I was visiting an agency customer with which we’ve worked for nearly ten years. While I was sitting in the Director’s office for what must have been the 27th time, I noticed a hand-written note hanging on her wall just to my left. I squinted and read the note aloud as a soliloquies (typed as it was written):
dear Dad
I already miss you so your the bes dad and I’m not kidding your the best and i am being good. And we all miss you especially me. And it sucks your in jail but I hope you Learn not to drink anymore. but you did the crime you do the time so I love you and we all do
Love, Your son, Timmy
As I tilted my head to the side and turned to the director I asked how long that had been on her wall. She told me it had been 12 years. “12 YEARS?” I asked with amazement. How did I miss that note so many times being in her office?
She told me that she keeps it right there for clients to see as they ponder their predicament sitting in her office. She told me about the range of emotion, denial, and attitude displayed by clients facing possible jail time, or the chance to turn their lives around. She told me about one very specific gentleman that had the attitude that going to jail was no big deal—that it was “no skin off my teeth” when he was confronted with multiple violations.

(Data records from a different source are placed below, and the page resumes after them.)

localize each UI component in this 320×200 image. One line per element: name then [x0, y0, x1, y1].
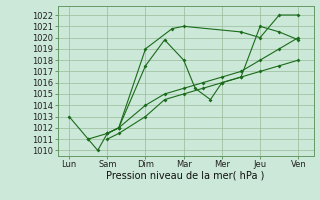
X-axis label: Pression niveau de la mer( hPa ): Pression niveau de la mer( hPa ): [107, 171, 265, 181]
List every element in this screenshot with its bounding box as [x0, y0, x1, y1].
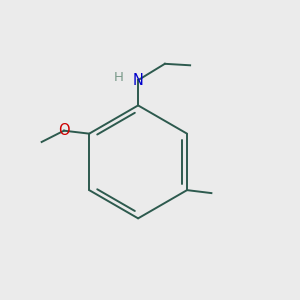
- Text: N: N: [133, 73, 143, 88]
- Text: O: O: [58, 123, 70, 138]
- Text: H: H: [114, 71, 124, 84]
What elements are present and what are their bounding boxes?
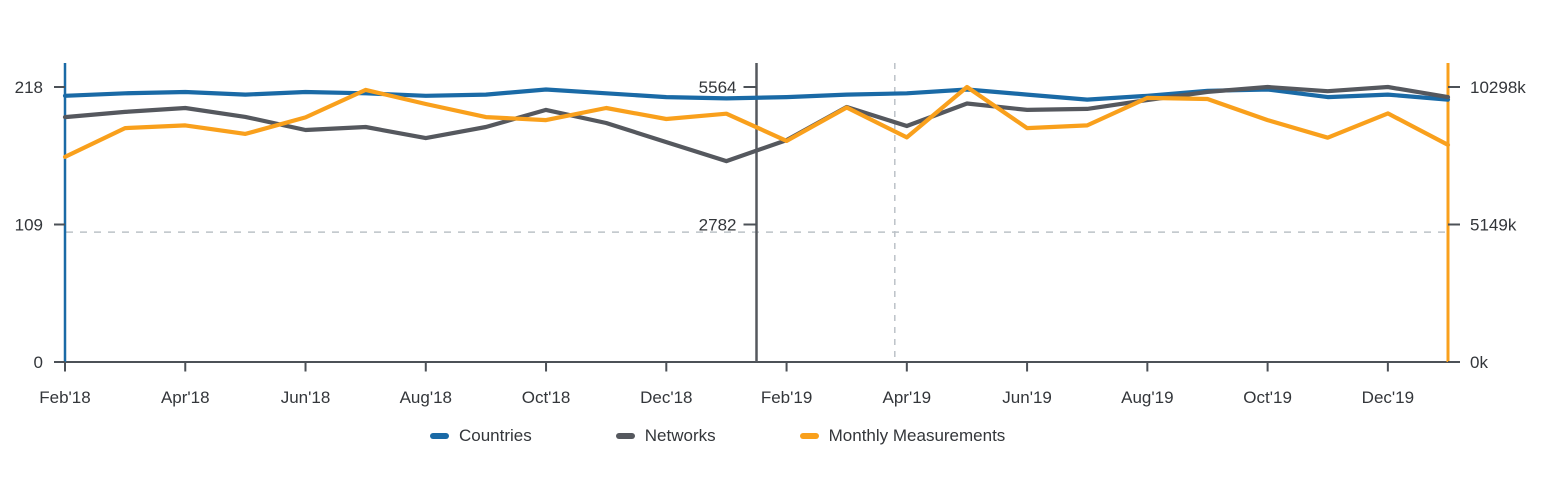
networks-swatch-icon bbox=[615, 433, 635, 439]
x-tick-label: Jun'19 bbox=[1002, 388, 1052, 407]
networks-line bbox=[62, 84, 1451, 164]
right-axis-tick-label: 0k bbox=[1470, 353, 1488, 372]
x-tick-label: Aug'18 bbox=[400, 388, 452, 407]
x-tick-label: Dec'19 bbox=[1362, 388, 1414, 407]
left-axis-tick-label: 0 bbox=[34, 353, 43, 372]
left-axis-tick-label: 218 bbox=[15, 78, 43, 97]
legend-label-monthly-measurements: Monthly Measurements bbox=[828, 426, 1006, 445]
monthly-measurements-swatch-icon bbox=[799, 433, 819, 439]
right-axis-tick-label: 10298k bbox=[1470, 78, 1526, 97]
legend-label-networks: Networks bbox=[644, 426, 716, 445]
legend-item-countries[interactable]: Countries bbox=[430, 426, 532, 446]
middle-axis-tick-label: 2782 bbox=[699, 216, 737, 235]
chart-legend: Countries Networks Monthly Measurements bbox=[430, 426, 1005, 446]
x-tick-label: Dec'18 bbox=[640, 388, 692, 407]
x-tick-label: Feb'19 bbox=[761, 388, 812, 407]
countries-swatch-icon bbox=[430, 433, 449, 439]
middle-axis-tick-label: 5564 bbox=[699, 78, 737, 97]
x-tick-label: Aug'19 bbox=[1121, 388, 1173, 407]
legend-item-networks[interactable]: Networks bbox=[615, 426, 716, 446]
left-axis-tick-label: 109 bbox=[15, 216, 43, 235]
right-axis-tick-label: 5149k bbox=[1470, 216, 1517, 235]
x-tick-label: Oct'18 bbox=[522, 388, 571, 407]
legend-item-monthly-measurements[interactable]: Monthly Measurements bbox=[799, 426, 1006, 446]
x-tick-label: Jun'18 bbox=[281, 388, 331, 407]
x-tick-label: Apr'18 bbox=[161, 388, 210, 407]
legend-label-countries: Countries bbox=[459, 426, 532, 445]
monthly-measurements-line bbox=[62, 84, 1451, 159]
x-tick-label: Oct'19 bbox=[1243, 388, 1292, 407]
x-tick-label: Feb'18 bbox=[39, 388, 90, 407]
x-tick-label: Apr'19 bbox=[883, 388, 932, 407]
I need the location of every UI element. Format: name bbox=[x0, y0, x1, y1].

She asked him if he really felt that way… the answer was yes. She asked him if it mattered to him how his decisions effected other people…the answer was no. She asked how many children he had… the answer was two. She asked him to read the note on her wall… this time there was no answer.
I know in my busy days and working long hours I sometimes forget the impact my brief absences have on my three kids. When I travel and miss a Little League game, or a karate belt ceremony I know my before-bed Face Time chat doesn’t fill in for being there. We all do it, and we all know it. But being faced with missing weeks or months at a time when our children are small can maybe just be the push some folks need to understand the impact on their kids.
I don’t know the story of Timmy’s dad—whom Timmy thinks is the best dad ever—as I suppose most little boys (and girls) think about each of their dads. And I don’t know how many people sitting in that director’s office have read that note and had an epiphany right there. How many read that note and decided that their kids really do get impacted by their decisions. That their kids really will miss them. And how many small happenings those parents will miss, the memories that will never be made, how many home runs, new karate belts, first lost teeth, or first steps they will miss by making a decision that is “no skin off my teeth.”
That note had an impact on me because when I read it I was in the middle of a three day trip 250 miles away from my three kids. I wasn’t facing a longer stint away from them, sitting is a jail cell or packed floor to ceiling with strangers in a bunk room. Kids can teach us so many things about being parents when they aren’t even trying. They can teach us by simply calling us the best and saying they miss us.
I hope that scribbling from little Timmy has made an impact on each parent that has sat in that chair. I know it made an impact on me. I invite every person that reads this and works in criminal justice to print out that letter and hang it on their wall. I hope thousands of clients read that note and it changes how they think about their course in life. But most of all, I hope fewer kids have to miss their parents because of the decisions parents make because it’s “no skin off my teeth.”